Since I use custom DLL with custom dispatching, I wanted to check the new S8 (Atom) cpu code. Turns out ippimerged_t.lib does not contain any S8 code. Also, the sample Linkage/MergedLib does not contain any references to S8.
In the Bin folder however, is a file ippis8-6.1.dll, obviously with S8 code.
Also, looking into ippimerged_t.lib, I see a new cpu code "g9".
- ippmerged.c must be updated with S8 code. - g9 in ippimerged_t.lib must be documented - Is g9=s8 ? - userguide_win_ia32.pdf must be updated.
The s8 library (Atom-optimized) is not present in the static libraries, only in the dynamic libraries. However, IPP applications built with the static library will run on an Atom processor with very good to equivalent performance using the v8 library (which is automatically selected, so you don't need to do anything special for an Atom).
The fundamental difference between the v8 and s8 libraries are the compiler options used to build them, which accommodates the differences in the pipelines between the two processors.
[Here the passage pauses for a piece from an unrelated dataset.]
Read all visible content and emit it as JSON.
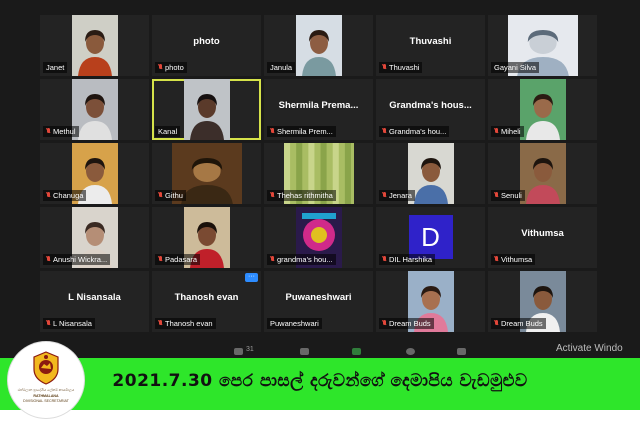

My understanding is that if the processor is very busy the differences in the pipeline architecture is not that significant. Since the IPP functions tend to keep the processor busy, these two variations in the library (v8 and s8)give nearly identical performance on an Atom. Also, the s8 version of the IPP library does not use any Atom-unique instructions, so nothing is lost there by using the v8 slice.
See this article for more info regarding the library slices:
Since I use a custom DLL with my own custom cpu dispatching code, Dynamic library mechanics are not available to me.
I have created a dll with common code, and with a cpu dispatcher, loading a cpu-specific dll, containing only a subset of IPP.
I do this to create the smallest footprint, as loading time from a network share is important.
I then link in two IPP cores, one static unthreaded in the first dll, to be able to have it detect the cpu type. After having detected the cpu, I dynamically load my second dll, with single cpu code in it. This second dll also contains an IPP core, but this time, it statically links to the threaded libraries, in which I have it link directly to _v8_ippCopy_xxx() etc. Since I link directly, I really must known what cpu prefix (px_, w7_, etc) I must link to.
Therefore, it is important that I know what code an Atom should use, and also what g9_ means.
Maybe this is a call for Intel to supply me/us with a framework to create new dynamic IPP dlls with only a specified subset. With that, I wouldn't have to do it myself, and I'd be content with the smaller footprint.